After thawing and breaking up the huge pieces of bone, fat, and meat (2 ½ feet long!) and fitting them into the pots, I covered them in filtered water (about 1.5 gallons) and added about a quarter cup of apple cider vinegar. I had one large stainless steel pan and one pressure cooker, both full, brought to boil and simmering, for about 4 hours. You can do this for up to 2 days to get all the calcium you can out of the bone, but at the expense of the gelatin, which I have observed can be destroyed by cooking too long; this time, due to the summer heat, I shortened the cooking time, to be done by noon.

After cooking the broth, I turned off the heat under the pressure cooker and the pot to low.

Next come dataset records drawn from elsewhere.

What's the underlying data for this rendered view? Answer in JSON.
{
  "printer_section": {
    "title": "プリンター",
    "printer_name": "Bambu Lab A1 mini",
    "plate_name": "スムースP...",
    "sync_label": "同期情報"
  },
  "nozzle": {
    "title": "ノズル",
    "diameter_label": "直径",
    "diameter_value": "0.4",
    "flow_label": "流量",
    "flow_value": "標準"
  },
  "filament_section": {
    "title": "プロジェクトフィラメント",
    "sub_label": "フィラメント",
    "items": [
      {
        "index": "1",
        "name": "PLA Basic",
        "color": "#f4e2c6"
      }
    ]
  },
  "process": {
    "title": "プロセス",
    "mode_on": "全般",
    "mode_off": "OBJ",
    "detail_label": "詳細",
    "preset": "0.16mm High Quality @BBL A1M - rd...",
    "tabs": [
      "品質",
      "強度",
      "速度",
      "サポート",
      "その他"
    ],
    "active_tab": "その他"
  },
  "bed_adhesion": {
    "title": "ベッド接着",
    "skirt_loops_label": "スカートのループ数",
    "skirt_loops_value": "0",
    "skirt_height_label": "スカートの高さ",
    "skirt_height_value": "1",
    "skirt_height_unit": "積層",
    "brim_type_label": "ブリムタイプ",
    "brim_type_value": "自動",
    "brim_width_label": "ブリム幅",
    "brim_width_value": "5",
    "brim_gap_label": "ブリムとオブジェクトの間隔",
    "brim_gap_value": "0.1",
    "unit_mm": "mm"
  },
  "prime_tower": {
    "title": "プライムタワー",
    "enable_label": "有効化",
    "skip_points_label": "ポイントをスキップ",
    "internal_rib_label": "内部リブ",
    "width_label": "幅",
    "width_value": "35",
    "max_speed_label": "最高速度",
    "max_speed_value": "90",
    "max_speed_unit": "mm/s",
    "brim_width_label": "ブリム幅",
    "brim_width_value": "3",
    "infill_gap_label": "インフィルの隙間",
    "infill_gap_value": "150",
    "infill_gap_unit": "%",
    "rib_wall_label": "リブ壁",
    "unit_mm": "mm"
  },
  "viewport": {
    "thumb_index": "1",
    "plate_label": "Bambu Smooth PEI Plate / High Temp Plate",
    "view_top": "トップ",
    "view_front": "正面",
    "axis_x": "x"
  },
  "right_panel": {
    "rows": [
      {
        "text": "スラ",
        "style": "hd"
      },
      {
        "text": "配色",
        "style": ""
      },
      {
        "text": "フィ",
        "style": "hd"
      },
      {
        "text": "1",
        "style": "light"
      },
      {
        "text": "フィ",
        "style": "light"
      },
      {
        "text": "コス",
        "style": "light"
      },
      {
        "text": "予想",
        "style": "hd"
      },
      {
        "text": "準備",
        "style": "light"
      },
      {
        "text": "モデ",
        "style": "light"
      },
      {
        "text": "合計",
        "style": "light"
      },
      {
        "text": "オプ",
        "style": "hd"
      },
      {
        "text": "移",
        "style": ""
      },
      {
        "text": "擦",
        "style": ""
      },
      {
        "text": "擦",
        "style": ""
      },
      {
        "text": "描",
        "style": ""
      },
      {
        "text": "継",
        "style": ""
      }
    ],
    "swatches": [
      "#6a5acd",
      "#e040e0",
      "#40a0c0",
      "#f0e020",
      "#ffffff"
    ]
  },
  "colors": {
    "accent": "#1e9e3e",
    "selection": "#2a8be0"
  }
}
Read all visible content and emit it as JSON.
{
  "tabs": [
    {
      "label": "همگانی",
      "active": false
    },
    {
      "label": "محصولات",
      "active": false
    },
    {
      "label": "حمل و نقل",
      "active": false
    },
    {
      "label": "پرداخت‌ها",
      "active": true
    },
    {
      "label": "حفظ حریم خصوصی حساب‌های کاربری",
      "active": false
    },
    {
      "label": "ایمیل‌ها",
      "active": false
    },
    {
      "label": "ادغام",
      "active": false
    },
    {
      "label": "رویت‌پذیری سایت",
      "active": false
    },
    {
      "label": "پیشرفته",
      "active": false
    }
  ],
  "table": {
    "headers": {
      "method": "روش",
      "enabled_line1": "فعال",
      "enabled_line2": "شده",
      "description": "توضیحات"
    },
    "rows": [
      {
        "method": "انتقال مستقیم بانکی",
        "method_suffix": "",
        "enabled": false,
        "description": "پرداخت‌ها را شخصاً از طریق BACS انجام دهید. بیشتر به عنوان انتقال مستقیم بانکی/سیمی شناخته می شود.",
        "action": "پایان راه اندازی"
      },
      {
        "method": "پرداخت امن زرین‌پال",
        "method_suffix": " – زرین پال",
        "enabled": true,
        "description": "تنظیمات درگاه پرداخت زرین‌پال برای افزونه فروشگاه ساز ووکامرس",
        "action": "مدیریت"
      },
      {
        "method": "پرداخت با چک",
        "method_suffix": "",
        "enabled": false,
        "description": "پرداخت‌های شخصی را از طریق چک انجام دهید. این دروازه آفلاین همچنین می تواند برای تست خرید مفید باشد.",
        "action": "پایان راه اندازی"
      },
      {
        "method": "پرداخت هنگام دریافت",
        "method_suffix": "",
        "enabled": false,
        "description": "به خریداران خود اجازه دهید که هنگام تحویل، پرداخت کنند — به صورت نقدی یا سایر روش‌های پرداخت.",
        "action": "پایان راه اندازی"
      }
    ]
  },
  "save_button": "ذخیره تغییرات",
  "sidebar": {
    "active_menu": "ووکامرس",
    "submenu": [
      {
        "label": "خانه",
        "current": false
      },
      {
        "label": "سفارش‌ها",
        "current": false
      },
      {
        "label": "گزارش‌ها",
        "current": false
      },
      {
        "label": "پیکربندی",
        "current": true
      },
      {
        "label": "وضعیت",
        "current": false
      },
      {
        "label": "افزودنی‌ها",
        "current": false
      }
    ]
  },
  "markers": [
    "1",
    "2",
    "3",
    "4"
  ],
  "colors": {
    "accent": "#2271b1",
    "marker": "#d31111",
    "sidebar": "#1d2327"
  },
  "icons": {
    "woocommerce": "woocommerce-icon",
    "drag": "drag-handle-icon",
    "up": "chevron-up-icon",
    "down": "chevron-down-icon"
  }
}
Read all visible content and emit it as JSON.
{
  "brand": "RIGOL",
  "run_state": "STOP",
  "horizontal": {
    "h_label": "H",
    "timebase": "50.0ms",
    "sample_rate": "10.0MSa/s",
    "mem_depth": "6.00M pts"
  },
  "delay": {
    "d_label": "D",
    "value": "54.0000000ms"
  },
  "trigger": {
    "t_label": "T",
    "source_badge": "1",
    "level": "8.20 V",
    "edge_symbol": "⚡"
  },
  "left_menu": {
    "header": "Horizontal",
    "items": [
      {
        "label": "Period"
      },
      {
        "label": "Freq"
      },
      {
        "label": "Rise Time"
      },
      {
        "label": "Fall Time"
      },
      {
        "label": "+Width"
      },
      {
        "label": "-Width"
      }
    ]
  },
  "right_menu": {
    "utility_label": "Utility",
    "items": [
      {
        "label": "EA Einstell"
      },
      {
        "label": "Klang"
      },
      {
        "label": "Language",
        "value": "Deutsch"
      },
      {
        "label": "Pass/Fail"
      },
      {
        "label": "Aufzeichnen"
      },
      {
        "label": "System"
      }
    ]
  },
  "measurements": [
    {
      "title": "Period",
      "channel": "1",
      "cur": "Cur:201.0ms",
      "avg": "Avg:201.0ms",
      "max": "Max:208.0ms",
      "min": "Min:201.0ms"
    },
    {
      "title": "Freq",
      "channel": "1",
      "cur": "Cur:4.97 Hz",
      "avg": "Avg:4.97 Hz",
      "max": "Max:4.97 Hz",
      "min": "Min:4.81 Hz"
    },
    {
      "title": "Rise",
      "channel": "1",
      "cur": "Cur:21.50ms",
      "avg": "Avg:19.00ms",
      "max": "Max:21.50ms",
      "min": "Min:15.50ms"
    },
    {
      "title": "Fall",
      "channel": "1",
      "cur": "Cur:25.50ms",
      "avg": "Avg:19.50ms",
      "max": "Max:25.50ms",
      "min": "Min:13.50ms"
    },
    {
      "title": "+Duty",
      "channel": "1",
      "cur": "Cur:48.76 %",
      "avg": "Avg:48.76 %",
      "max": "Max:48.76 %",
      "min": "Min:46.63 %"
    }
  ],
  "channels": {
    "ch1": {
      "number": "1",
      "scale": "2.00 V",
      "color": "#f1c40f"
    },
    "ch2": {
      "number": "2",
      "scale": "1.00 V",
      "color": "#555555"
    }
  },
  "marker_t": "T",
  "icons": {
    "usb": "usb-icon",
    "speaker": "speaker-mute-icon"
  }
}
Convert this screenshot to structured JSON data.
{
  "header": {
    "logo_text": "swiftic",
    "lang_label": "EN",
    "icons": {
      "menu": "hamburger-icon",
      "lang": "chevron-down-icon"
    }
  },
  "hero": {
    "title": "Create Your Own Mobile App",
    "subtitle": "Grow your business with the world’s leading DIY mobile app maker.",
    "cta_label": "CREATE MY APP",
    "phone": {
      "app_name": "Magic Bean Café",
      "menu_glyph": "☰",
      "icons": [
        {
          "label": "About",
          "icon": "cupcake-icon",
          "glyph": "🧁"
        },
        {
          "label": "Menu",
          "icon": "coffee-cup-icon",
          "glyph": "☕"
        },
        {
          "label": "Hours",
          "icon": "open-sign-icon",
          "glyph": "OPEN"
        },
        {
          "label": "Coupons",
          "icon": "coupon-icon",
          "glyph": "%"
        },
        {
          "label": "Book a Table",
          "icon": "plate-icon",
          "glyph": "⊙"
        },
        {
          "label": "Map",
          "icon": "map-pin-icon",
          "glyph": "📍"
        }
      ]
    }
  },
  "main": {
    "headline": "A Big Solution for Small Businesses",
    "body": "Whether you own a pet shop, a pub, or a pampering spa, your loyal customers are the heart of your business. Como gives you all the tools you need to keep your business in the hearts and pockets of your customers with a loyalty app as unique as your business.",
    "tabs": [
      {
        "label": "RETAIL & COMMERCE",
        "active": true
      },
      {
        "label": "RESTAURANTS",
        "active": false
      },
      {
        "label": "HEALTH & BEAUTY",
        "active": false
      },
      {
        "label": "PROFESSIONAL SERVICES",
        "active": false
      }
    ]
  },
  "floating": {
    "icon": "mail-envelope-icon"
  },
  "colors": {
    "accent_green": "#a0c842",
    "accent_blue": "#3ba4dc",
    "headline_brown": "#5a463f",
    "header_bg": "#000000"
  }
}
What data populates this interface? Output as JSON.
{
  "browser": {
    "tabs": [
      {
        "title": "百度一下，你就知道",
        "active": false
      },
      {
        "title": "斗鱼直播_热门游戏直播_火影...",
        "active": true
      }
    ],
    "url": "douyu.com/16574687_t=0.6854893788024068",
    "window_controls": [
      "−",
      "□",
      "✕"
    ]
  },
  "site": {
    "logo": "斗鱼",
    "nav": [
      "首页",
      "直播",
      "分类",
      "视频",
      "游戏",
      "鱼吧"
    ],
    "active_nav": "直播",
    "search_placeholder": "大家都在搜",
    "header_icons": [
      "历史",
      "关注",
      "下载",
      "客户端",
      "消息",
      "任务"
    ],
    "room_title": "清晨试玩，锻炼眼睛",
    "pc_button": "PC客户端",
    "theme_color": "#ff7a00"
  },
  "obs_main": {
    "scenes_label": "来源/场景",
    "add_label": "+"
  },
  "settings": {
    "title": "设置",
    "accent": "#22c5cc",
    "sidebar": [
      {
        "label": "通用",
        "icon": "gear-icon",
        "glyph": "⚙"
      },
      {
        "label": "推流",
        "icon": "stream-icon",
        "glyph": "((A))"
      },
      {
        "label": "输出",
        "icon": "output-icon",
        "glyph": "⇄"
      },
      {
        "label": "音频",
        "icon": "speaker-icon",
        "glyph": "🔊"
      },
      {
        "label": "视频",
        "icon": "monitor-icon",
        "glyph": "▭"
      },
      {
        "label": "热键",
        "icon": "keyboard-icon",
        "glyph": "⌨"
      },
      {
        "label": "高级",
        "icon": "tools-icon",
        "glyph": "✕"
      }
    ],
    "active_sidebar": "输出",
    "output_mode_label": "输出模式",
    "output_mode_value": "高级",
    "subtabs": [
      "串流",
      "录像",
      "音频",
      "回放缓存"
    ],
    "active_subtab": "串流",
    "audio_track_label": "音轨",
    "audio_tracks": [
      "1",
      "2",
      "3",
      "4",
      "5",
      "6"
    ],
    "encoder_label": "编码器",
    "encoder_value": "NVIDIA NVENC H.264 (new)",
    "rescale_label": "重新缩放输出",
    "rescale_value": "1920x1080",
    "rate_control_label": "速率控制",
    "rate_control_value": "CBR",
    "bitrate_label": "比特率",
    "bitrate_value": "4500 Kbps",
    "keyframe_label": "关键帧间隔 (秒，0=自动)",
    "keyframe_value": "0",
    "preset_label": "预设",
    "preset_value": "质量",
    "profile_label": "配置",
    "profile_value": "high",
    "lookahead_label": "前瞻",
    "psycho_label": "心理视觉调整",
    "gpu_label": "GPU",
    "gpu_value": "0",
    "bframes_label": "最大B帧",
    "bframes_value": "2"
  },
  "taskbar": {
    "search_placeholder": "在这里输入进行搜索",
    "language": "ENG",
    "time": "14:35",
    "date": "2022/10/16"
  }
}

When the pressure was down on the cooker, I opened and removed all the bones from both pots and ladled out the liquid in the jars, keeping the mixture hot, and put the seals on the jars. Because there was still a lot of unrendered fat remaining, I combined it with the meat into the stainless-steel pot and continued to cook it down for another hour until there was little solid fat left. I ate a large portion of the meat with a liberal salting, and reserved the rest. I will try to use it for a pemmican recipe. I could have pressure-canned the meat, but the processing takes 75-90 minutes, and I didn't have enough to make it worthwhile (less than one quart).

Then I thoroughly washed the pressure cooker and set it up for pressure-canning the jars of rendered fat and broth. Government guidelines for pressure canning beef broth say (at 0-1000 ft altitude) to pressure-cook at 10-11 pounds pressure for 20 minutes if in pints, 25 minutes if in quarts.

The fun part is when you're all done and the jar lids start popping!
Notice the big difference between the boiled stock on the left, and the pressure-cooked contents on the right. You may draw your own conclusions as to why. Pressure cooking does the work in half the time that it takes non-pressurized cooking to get the same results. The higher temperature achieved by high pressure, however, does destroy more nutrients, so there is a trade-off.